The above chart plots restaurants by distance from my location and star rating. The heavily populated 4-star spot about 30 kilometers from West Hills is the trendy Westside LA neighborhood, home to plenty of excellent healthy restaurants.

Final List

Finally, I’ll merge and sort the two DataFrames above to come up with a ranked list of restaurants to try in nearby cities.

cities = pd.DataFrame.from_csv('data/cities_by_ranking.csv', index_col=None)

merged = salads.merge(cities, on='city')

(merged.sort_values(['rating_x', 'price', 'rating_y'], ascending=[False, True, True])[['name', 'city', 'rating_x', 'price']]
       .head(10)
       .to_csv('data/sorted_salad_restaurants.csv', index=False))

Wrap up

The above list satisfies most of the criteria I defined going in to this project: they’re relatively close-by, theoretically have good salads, and I’ve only eaten at one of them.

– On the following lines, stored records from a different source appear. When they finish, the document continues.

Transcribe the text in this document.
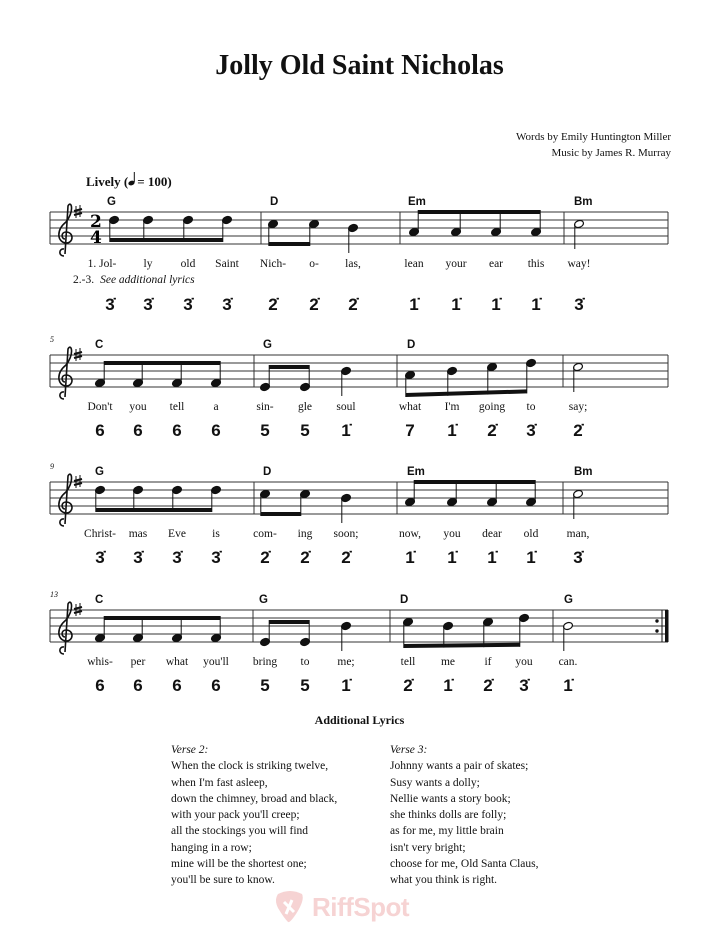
Jolly Old Saint Nicholas
Words by Emily Huntington Miller
Music by James R. Murray
Lively ( = 100)
2
4
G	D	Em	Bm
1. Jol- ly old Saint Nich- o- las,	lean your ear this way!
2.-3. See additional lyrics
3̇	3̇	3̇	3̇	2̇	2̇	2̇	1̇	1̇	1̇	1̇	3̇
5	C	G	D
Don't you tell	a	sin- gle soul	what I'm going to	say;
6	6	6	6	5	5	1̇	7	1̇	2̇	3̇	2̇
9	G	D	Em	Bm
Christ- mas Eve is	com- ing soon;	now, you dear old man,
3̇	3̇	3̇	3̇	2̇	2̇	2̇	1̇	1̇	1̇	1̇	3̇
13	C	G	D	G
whis- per what you'll bring to me;	tell me	if you can.
6	6	6	6	5	5	1̇	2̇	1̇	2̇	3̇	1̇
Additional Lyrics
Verse 2:
When the clock is striking twelve,
when I'm fast asleep,
down the chimney, broad and black,
with your pack you'll creep;
all the stockings you will find
hanging in a row;
mine will be the shortest one;
you'll be sure to know.
Verse 3:
Johnny wants a pair of skates;
Susy wants a dolly;
Nellie wants a story book;
she thinks dolls are folly;
as for me, my little brain
isn't very bright;
choose for me, Old Santa Claus,
what you think is right.
RiffSpot
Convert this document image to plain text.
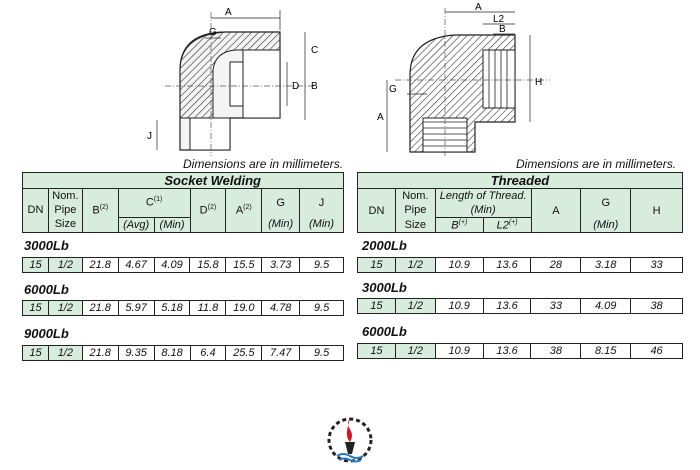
A
G
C
B
D
J
A
L2
B
G
H
A
Dimensions are in millimeters.	Dimensions are in millimeters.
		Socket Welding						
DN	Nom.	$B^{(2)}$	$C^{(1)}$		$D^{(2)}$	$A^{(2)}$	G	J
	Pipe							
	Size		(Avg)	(Min)			(Min)	(Min)
Threaded						
DN	Nom.	Length of Thread.		A	G	H
	Pipe	(Min)				
	Size	B(+)	L2(+)		(Min)	
3000Lb
15	1/2	21.8	4.67	4.09	15.8	15.5	3.73	9.5
6000Lb
15	1/2	21.8	5.97	5.18	11.8	19.0	4.78	9.5
9000Lb
15	1/2	21.8	9.35	8.18	6.4	25.5	7.47	9.5
2000Lb
15	1/2	10.9	13.6	28	3.18	33
3000Lb
15	1/2	10.9	13.6	33	4.09	38
6000Lb
15	1/2	10.9	13.6	38	8.15	46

Overall, the Yelp API is very easy to use and is very fast. Unfortunately, since Yelp is not in the business of giving their data away, its results are perhaps too limited to make this a comprehensive analysis. Some areas to come back and reconsider are:

  1. Investigate and fix rate limiting issue that cut off the extract at 1,000 rows.
  2. Try the reviews API endpoint multiple times to see if it returns random results to build a larger review set.
  3. Incorporate Yelp check-ins to rank similarity to previous places I’ve eaten.